Additionally, after her daughter's birth, Brie was diagnosed with Hashimoto's Disease (a thyroid disorder) which took a long time to diagnose because her only symptom was rapid weight loss after her birth, which instead of concern brought way too much praise from everyone; doctors, family, friends, strangers. When Brie learned she was pregnant two years later, she was scared. She thought that "three times a charm" would result in the death they'd felt so close to in both of her previous births. They found a doctor in her OB practice who was extremely supportive and validated their fears with a promise that she'd do her best to ensure their safety and survival.
They planned a repeat cesarean at 39 weeks and both the surgery and baby were flawless. Brie was again excited to move forward with her new baby in her arms. Still recovering at the hospital 24 hours after surgery she began experiencing excruciating pain down her leg. She couldn't walk, or move without more pain than she'd ever experienced - even back labor, even natural childbirth. The nurses found a sedative that worked and called in for Ortho consults and X-Rays. An MRI revealed that a 15 year-old back injury had flared up to the point that part of a disc had broken off and was pushing against her sciatic nerve. She was sent home with a walker and referrals for a physical therapist and orthopedic surgeon. She lost all of her baby weight within 5 days of delivery and learned that her thyroid had become overactive again and she needed to change medication. "At this point, the pain is managed with physical therapy, I do not need the walker, and I have had one steroid injection. I have no sensation on part of my left leg and my left toes are totally numb. The next step is another injection and then we'll consider back surgery".

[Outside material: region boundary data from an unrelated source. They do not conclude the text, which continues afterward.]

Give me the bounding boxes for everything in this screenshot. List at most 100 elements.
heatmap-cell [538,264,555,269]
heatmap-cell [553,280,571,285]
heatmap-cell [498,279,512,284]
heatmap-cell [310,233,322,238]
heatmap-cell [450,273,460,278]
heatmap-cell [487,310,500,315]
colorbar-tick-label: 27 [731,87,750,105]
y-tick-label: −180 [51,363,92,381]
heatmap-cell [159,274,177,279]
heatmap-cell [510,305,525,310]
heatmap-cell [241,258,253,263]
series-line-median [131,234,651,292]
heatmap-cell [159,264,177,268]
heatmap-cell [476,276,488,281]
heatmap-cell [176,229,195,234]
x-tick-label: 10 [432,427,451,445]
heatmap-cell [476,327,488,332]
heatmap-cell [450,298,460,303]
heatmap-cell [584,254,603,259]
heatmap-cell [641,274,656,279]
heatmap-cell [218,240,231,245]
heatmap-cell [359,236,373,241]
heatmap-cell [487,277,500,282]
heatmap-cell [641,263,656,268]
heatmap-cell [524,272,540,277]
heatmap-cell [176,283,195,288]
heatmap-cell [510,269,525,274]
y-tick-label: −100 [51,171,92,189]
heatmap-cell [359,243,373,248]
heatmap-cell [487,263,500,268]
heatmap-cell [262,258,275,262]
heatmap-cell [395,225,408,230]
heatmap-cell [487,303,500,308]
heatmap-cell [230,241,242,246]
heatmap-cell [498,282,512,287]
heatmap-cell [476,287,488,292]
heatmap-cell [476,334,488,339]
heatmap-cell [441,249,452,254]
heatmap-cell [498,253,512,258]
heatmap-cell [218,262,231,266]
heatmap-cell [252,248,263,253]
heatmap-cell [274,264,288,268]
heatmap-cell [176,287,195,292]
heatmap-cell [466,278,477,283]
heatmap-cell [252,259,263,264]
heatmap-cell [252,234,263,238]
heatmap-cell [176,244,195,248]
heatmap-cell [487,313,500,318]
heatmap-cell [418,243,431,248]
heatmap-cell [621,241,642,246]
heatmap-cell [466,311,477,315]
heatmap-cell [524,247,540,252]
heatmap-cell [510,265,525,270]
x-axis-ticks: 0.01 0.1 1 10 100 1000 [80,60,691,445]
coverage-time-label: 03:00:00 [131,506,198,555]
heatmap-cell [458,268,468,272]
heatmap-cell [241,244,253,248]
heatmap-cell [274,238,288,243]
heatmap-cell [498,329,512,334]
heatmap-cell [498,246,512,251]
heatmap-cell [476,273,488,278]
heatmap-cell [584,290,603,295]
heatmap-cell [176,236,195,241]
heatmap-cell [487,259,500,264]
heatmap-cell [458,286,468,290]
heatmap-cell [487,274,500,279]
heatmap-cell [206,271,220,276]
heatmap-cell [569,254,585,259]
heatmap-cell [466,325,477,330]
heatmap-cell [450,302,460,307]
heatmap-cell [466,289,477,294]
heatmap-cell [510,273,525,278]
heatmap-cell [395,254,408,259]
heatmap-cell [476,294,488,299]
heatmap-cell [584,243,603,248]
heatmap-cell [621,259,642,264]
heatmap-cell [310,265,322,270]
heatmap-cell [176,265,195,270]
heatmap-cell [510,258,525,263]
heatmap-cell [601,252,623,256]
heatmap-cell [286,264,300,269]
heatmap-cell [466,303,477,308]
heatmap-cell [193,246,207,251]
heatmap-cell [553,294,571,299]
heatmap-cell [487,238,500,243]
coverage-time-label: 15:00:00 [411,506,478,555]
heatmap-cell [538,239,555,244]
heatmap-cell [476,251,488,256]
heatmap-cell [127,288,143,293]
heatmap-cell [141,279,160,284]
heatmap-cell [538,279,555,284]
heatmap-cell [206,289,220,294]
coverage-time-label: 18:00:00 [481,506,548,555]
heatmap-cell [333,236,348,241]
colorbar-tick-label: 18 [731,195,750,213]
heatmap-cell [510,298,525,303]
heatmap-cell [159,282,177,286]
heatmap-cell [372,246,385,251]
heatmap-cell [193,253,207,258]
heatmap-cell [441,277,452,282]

"I've often felt like my body wasn't meant to birth babies, that without massive medical intervention neither my children or I would be alive today. It had been a humbling and scary and lonely feeling until I discovered the 4th Trimester Body Project and learned that so many women have gone through so much to bring their babies into the world. I want my own daughter to know that if she struggles with infertility, loss, fear, health issues during or after pregnancy that it's worth it. Grappling with the decision (your own or the doctor's) to ditch your birth plan, accepting the challenges of breastfeeding, managing postpartum health issues; the physical and emotional toll having babies has on a woman is inevitable, and a woman should not feel like she is alone in this. I've been helped by this movement because while at first I was impressed with those bold enough to share how childbirth had affected their bodies, I soon realized that the women who participate in this movement have been so brave to share deeply personal stories that are far more significant than what we look like in our underwear. I'm so proud to be a part of this."